February 6, 2012
The struggle against mining is gaining force in the state of Wisconsin.  On Thursday, January 26th the Wisconsin Assembly (which has a strong Republican majority) passed a bill that would make the process of gaining iron mining permits in the state easier.  The bill is called AB 426, and will now go to the State Senate for a second vote. Currently, mining companies are proposing two types of mining in Wisconsin:  sand mining, which would be used for natural gas production, and iron mining.  Gogebic Taconite, a U.S. company, is looking to open an iron mine in northern Wisconsin that would be worth $12 million.  The project proposes an open pit mine that would stretch over 22 miles. The mine would contaminate the Bad River Watershed, which is the main source of water for the nearby city of Ashland and the wild rice beds of the Ojibwe Bad River Tribe.  The Ojibwe Bad River land is considered a sovereign nation and they have signed treaties with the U.S. government that stipulate that the Ojibwe resources will not be infringed upon.  Violation of these treaties can be considered an act of war.

While the legislators debated the law, indigenous tribes, some who had driven more than 250 miles to be there, together with other organizations and concerned individuals organized a “People’s Hearing” with testimony about the possible impacts of mining and the opposition of the people to these projects. 
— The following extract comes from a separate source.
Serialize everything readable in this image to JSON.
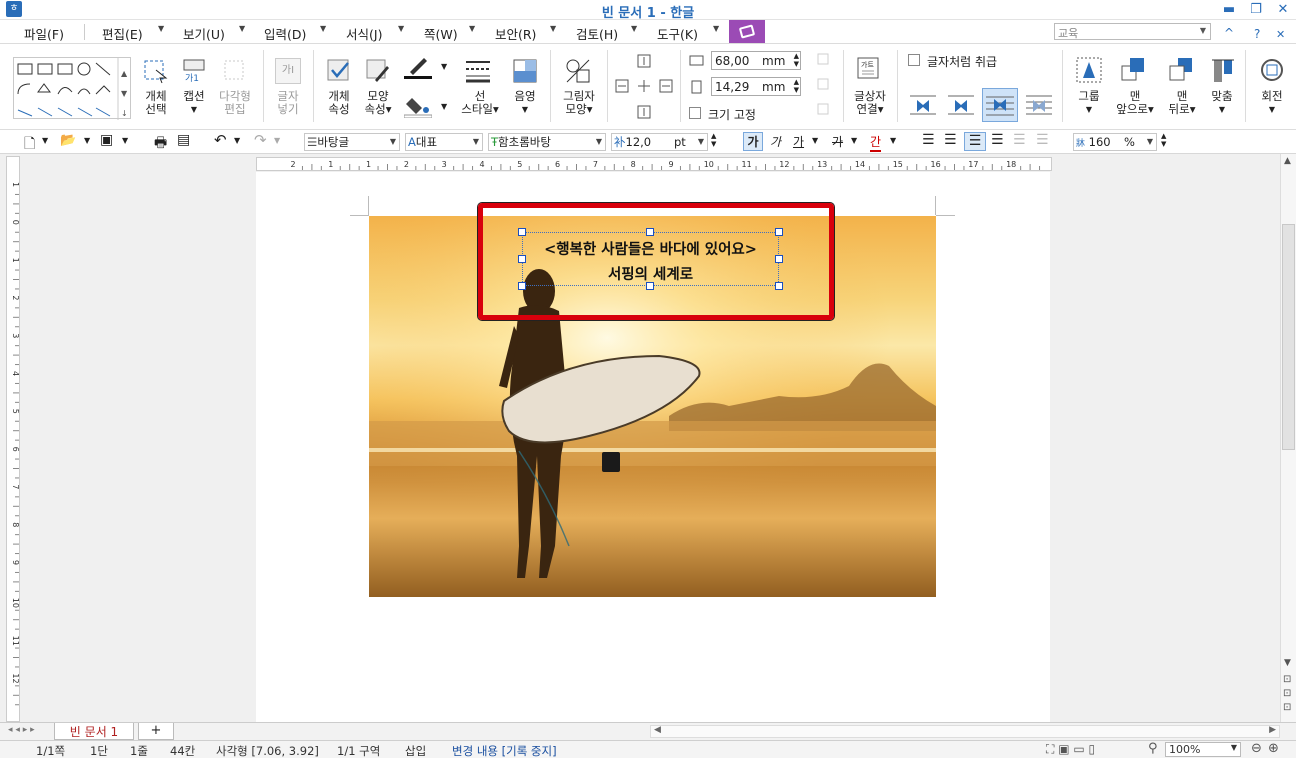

In a press conference Tribe President Mike Wiggains Jr. said ““This bill represents corporate interests over the rights of citizens and over the interests of clean air and water.” Also, during the “People’s Hearing” participants read a greeting sent by Kenia Ortez in name of the community of San Sebastian, El Salvador.  There are strong ties between Wisconsin and El Salvador around mining. Currently a Wisconsin company is trying to sue the government of El Salvador for $100 million, after the government revoked its mining permits when the community of San Sebastian presented evidence of environmental contamination from the mining process.  In her greeting Ortez said, “We just want to tell you that we don’t want any community, or any people, to suffer what we have suffered because of mining.”

The Tribes of Wisconsin have a long history of struggling against mining.  The Ojibwe Tribe struggled for decades, and finally won in 2003, against companies looking to build a copper and zinc mine. In the end they paid $16.5 million and bought the mining rights from Nicolet Minerals Inc. Even taking into account their history of struggle, the reaction to the activities organized by the state government and police surprised them.  During the “People’s Hearing” one of the activist was detained for “creating a disturbance” by playing a tribal drum.  Recently, the state government has changed the restrictions for protest activities. “We've lost more freedom in this country in the past four decades than in the whole rest of American history, especially as it relates to the first and fourth amendments. Look at the Patriot Act…,” said Joe Rose, a leader from the Bad River Band.